Emmanuel Moseley received a ton of flack, and rightfully so. Last year, Moseley was an aggressive tackler. He only missed one tackle last game and had 2.5 stops, but there were too many times where he made contact, and the ball carrier was able to get yards afterward. That can’t happen. Moseley was targeted 14 times, which was ten more times than anyone else. He allowed ten receptions for 92 yards, had five blown coverages, and gave up five first downs. Moseley didn’t play well.

Richard Sherman didn’t, either. Sherman was only targeted three times, but he could’ve given up a lot of had he been targeted like Moseley. DeAndre Hopkins was spinning Sherman around on some routes, and even Christian Kirk got the best of Sherm, who gave up one first down but had six blown coverages and a missed tackle on Murray’s touchdown run.

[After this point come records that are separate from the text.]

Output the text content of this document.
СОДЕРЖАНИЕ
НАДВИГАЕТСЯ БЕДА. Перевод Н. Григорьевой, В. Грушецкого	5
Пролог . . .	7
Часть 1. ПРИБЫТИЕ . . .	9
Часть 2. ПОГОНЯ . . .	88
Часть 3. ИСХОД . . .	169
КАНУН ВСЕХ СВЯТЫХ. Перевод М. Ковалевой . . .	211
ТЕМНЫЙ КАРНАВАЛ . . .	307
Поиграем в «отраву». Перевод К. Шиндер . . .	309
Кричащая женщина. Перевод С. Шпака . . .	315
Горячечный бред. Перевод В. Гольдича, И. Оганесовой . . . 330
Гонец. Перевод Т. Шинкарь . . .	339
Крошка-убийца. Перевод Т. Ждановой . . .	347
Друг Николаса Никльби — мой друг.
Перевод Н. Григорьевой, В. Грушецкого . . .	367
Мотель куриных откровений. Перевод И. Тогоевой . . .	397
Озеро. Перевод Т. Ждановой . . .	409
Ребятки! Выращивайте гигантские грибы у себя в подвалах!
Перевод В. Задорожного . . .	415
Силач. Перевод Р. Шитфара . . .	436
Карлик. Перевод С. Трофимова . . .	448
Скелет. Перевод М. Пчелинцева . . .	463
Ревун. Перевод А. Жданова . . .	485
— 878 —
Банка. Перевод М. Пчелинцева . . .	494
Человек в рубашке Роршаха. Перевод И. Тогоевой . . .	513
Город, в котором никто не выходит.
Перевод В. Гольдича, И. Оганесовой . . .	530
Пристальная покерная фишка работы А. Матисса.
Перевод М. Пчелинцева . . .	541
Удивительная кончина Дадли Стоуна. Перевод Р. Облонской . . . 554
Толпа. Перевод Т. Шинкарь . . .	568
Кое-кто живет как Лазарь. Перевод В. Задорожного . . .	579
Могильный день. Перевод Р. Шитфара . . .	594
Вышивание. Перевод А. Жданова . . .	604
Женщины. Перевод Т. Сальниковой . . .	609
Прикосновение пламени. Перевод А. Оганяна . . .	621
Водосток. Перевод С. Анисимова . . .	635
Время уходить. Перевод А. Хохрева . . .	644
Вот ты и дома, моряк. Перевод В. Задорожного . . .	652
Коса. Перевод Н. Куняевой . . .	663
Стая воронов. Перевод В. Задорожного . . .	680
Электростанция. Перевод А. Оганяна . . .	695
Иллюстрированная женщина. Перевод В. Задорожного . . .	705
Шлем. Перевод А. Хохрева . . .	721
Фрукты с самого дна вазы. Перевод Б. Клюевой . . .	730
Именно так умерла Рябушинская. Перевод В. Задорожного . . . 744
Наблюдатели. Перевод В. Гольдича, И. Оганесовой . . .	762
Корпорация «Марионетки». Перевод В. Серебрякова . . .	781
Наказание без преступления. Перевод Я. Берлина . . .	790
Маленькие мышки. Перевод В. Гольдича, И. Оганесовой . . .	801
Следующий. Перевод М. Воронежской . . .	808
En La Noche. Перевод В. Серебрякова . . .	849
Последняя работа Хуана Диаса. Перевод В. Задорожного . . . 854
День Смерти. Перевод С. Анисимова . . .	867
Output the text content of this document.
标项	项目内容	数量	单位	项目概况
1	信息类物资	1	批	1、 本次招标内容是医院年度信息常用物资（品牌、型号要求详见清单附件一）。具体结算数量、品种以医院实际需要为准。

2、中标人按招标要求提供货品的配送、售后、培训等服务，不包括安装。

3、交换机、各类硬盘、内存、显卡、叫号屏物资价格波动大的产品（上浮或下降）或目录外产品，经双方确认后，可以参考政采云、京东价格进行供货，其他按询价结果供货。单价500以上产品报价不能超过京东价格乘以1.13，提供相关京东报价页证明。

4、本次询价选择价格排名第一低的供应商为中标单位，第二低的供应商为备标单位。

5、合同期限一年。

I have so much respect for K’Waun Williams and how he fights through blocks and makes plays around the line of scrimmage. He’s a wolverine. Williams had a couple of stops, one where he ran through someone’s block. Williams also had that cheap holding call on that did not affect the play, and he also gave up a critical first down to Larry Fitzgerald.

Jimmie Ward allowed all four of his targets to be completed for 35 yards while allowing two first downs. Ward also missed a tackle. He seemed to be a step late this past Sunday. Jaquiski Tartt had an interception that landed in his lap and was solid against the run, but it looked like the blown coverage at the end of the game on Hopkins was on Tartt. He was the only player not guarding someone while everyone else is in man. After the game, Sherman said one side was playing one coverage while the other side was playing another, so I suspect Tartt didn’t get the call.